- The Washington Times - Thursday, March 17, 2022

Around the same time that the Washington Wizards were getting blown out during Wednesday’s loss to the Denver Nuggets, Minnesota’s Patrick Beverley was relentlessly taunting their former point guard in Russell Westbrook.  

After intercepting Westbrook’s pass, the Timberwolves point guard looked over to the Lakers’ bench and yelled “he’s trash!” twice before plugging his nose for good measure.

Turns out, maybe nobody won the Westbrook trade. 

Except for possibly Spencer Dinwiddie, who a little later that evening sank a game-winning 3-pointer for the Mavericks. 

As Westbrook returns for his first game in the District since the trade last summer, the Wizards and the Lakers have practically the same record: The Wizards are 29-39 while the Lakers are 29-40 ahead of Saturday’s matchup. 

That’s far from what either side envisioned when they made the complicated swap that roped in a total of five teams. Months later, the Wizards have already moved on from key pieces in that haul — trading Dinwiddie, center Montrezl Harrell and guard Aaron Holiday at the trade deadline. Westbrook, meanwhile, is having his worst scoring season since his second year and has been benched multiple times in the fourth quarter.

Westbrook’s situation, in particular, has gotten so extreme that NBA insider Marc Stein reported it’s virtually “impossible” the former MVP remains with the Lakers next season — despite Westbrook being almost certain to pick up his $47 million player option. 

Both sides have moved on. The Lakers technically are still in the league’s play-in tournament, though their actual playoff chances seem slim. 

These days, the Wizards are focused on developing their younger talent with Bradley Beal (wrist) sidelined for the season. That group includes recent first-rounders Rui Hachimura, Deni Avdija and Corey Kispert. 

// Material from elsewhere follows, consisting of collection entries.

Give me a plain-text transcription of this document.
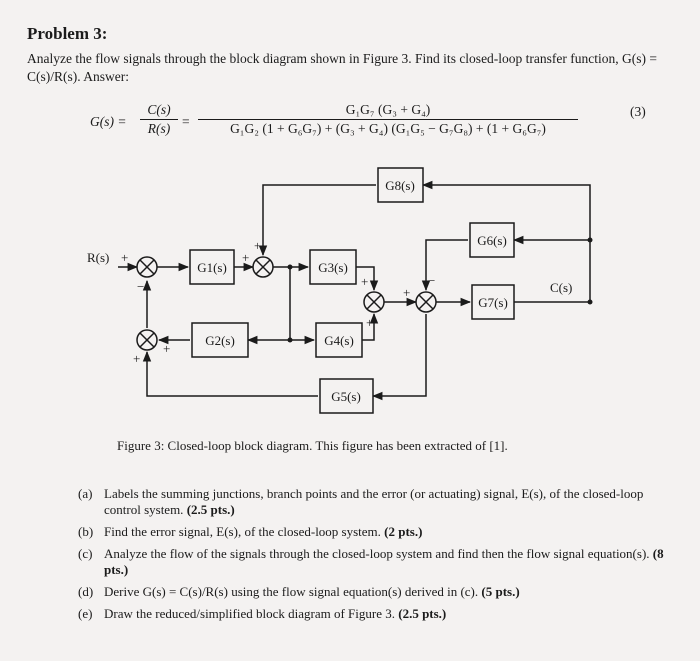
Problem 3:
Analyze the flow signals through the block diagram shown in Figure 3. Find its closed-loop transfer function, G(s) = C(s)/R(s). Answer:
G(s) =
C(s)
R(s) =
G₁G₇ (G₃ + G₄)
G₁G₂ (1 + G₆G₇) + (G₃ + G₄) (G₁G₅ − G₇G₈) + (1 + G₆G₇)
(3)
G1(s)	G3(s)
G2(s)	G4(s)
G5(s)
G6(s)
G7(s)
G8(s)
R(s)
C(s)
+
−
+
+
+
+
+
+
+
−
Figure 3: Closed-loop block diagram. This figure has been extracted of [1].
(a) Labels the summing junctions, branch points and the error (or actuating) signal, E(s), of the closed-loop control system. (2.5 pts.)
(b) Find the error signal, E(s), of the closed-loop system. (2 pts.)
(c) Analyze the flow of the signals through the closed-loop system and find then the flow signal equation(s). (8 pts.)
(d) Derive G(s) = C(s)/R(s) using the flow signal equation(s) derived in (c). (5 pts.)
(e) Draw the reduced/simplified block diagram of Figure 3. (2.5 pts.)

On that front, there have been some encouraging signs, at least. 

“I’ve seen growth in certain areas with all three of those guys,” Wizards coach Wes Unseld Jr said. “You look at Deni, over the past three or four games, struggled a bit but the fact he could bounce back and play with a level of confidence the way he did against Golden State is promising.” 

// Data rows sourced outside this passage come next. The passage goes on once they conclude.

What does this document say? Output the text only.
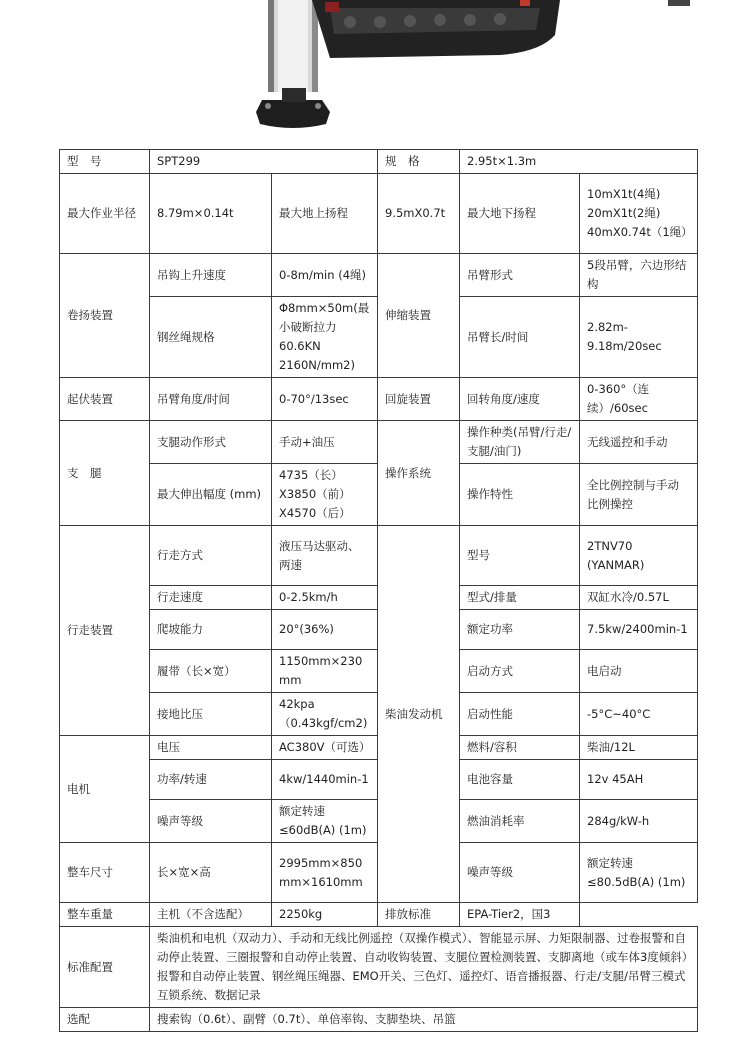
型　号	SPT299		规　格	2.95t×1.3m	
最大作业半径	8.79m×0.14t	最大地上扬程	9.5mX0.7t	最大地下扬程	10mX1t(4绳) 20mX1t(2绳) 40mX0.74t（1绳）
卷扬装置	吊钩上升速度	0-8m/min (4绳)	伸缩装置	吊臂形式	5段吊臂，六边形结构
	钢丝绳规格	Φ8mm×50m(最小破断拉力60.6KN 2160N/mm2)		吊臂长/时间	2.82m-9.18m/20sec
起伏装置	吊臂角度/时间	0-70°/13sec	回旋装置	回转角度/速度	0-360°（连续）/60sec
支　腿	支腿动作形式	手动+油压	操作系统	操作种类(吊臂/行走/支腿/油门)	无线遥控和手动
	最大伸出幅度 (mm)	4735（长）X3850（前）X4570（后）		操作特性	全比例控制与手动比例操控
行走装置	行走方式	液压马达驱动、两速	柴油发动机	型号	2TNV70 (YANMAR)
	行走速度	0-2.5km/h		型式/排量	双缸水冷/0.57L
	爬坡能力	20°(36%)		额定功率	7.5kw/2400min-1
	履带（长×宽）	1150mm×230mm		启动方式	电启动
	接地比压	42kpa（0.43kgf/cm2)		启动性能	-5°C~40°C
电机	电压	AC380V（可选）		燃料/容积	柴油/12L
	功率/转速	4kw/1440min-1		电池容量	12v 45AH
	噪声等级	额定转速≤60dB(A) (1m)		燃油消耗率	284g/kW-h
整车尺寸	长×宽×高	2995mm×850mm×1610mm		噪声等级	额定转速≤80.5dB(A) (1m)
整车重量	主机（不含选配）	2250kg	排放标准	EPA-Tier2，国3	
标准配置	柴油机和电机（双动力）、手动和无线比例遥控（双操作模式）、智能显示屏、力矩限制器、过卷报警和自动停止装置、三圈报警和自动停止装置、自动收钩装置、支腿位置检测装置、支脚离地（或车体3度倾斜）报警和自动停止装置、钢丝绳压绳器、EMO开关、三色灯、遥控灯、语音播报器、行走/支腿/吊臂三模式互锁系统、数据记录				
选配	搜索钩（0.6t）、副臂（0.7t）、单倍率钩、支脚垫块、吊篮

Avdija had 13 points Monday in a game the Wizards lost by 14. 

Still, development is what the Wizards arguably should be focused on at this point of the season. Avdija’s offensive development is important for the team — he scored a team-high 19 against Denver — as is Hachimura’s progress: The Japanese native is shooting a career-high 48.6% from 3. 

Focusing on their prospects, though, just isn’t where the Wizards seemed to be headed after making the Westbrook deal. Washington started 10-3 in large part because of the depth that trade provided. “You gotta do that trade 10 out of 10 times,” Kyle Kuzma said amid the hot start. 

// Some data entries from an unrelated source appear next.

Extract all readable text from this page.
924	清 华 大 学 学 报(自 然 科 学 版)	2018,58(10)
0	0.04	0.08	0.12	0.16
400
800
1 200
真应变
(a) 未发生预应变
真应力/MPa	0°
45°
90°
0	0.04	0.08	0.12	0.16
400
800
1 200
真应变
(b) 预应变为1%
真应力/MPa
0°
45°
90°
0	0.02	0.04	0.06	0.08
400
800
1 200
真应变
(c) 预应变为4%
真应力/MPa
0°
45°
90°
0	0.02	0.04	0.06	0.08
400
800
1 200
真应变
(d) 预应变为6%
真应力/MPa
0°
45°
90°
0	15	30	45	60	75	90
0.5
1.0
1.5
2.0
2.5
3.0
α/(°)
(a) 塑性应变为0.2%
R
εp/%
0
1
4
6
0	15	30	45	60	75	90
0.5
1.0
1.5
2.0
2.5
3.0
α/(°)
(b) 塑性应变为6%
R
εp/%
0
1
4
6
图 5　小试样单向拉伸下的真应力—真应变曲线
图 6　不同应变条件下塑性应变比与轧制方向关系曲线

Kuzma is perhaps the most promising part of the Wizards’ return for Westbrook. Even as their season has crumbled, Kuzma has averaged 17.1 points per game and appears to be a reliable playmaker. 

It should be noted, too, that the Wizards used part of their Westbrook haul to land Kristaps Porzingis at the trade deadline. Porzingis, whose versatility on offense landed him the nickname “The Unicorn.” was once seen as a future star. And though he’s coming off an uneven stint with the Mavericks, his upside could be beneficial to Washington in the long run. 

For the Lakers, Westbrook has been an awkward fit all season long. The preseason concerns that Westbrook’s ball-dominant style wouldn’t mesh with LeBron James turned out to be true. Westbrook’s play has appeared to take a significant step back from when he posted a triple-double almost nightly with Washington.

Just last week, the Wizards and the Lakers faced off, so this won’t be the first time that Westbrook will go against his former team. In that outing in Los Angeles, Westbrook scored only five points and tallied nine assists.

This time around, Westbrook will likely face something else when he gets back to the District, something he’s rarely seen all season: A warm reception.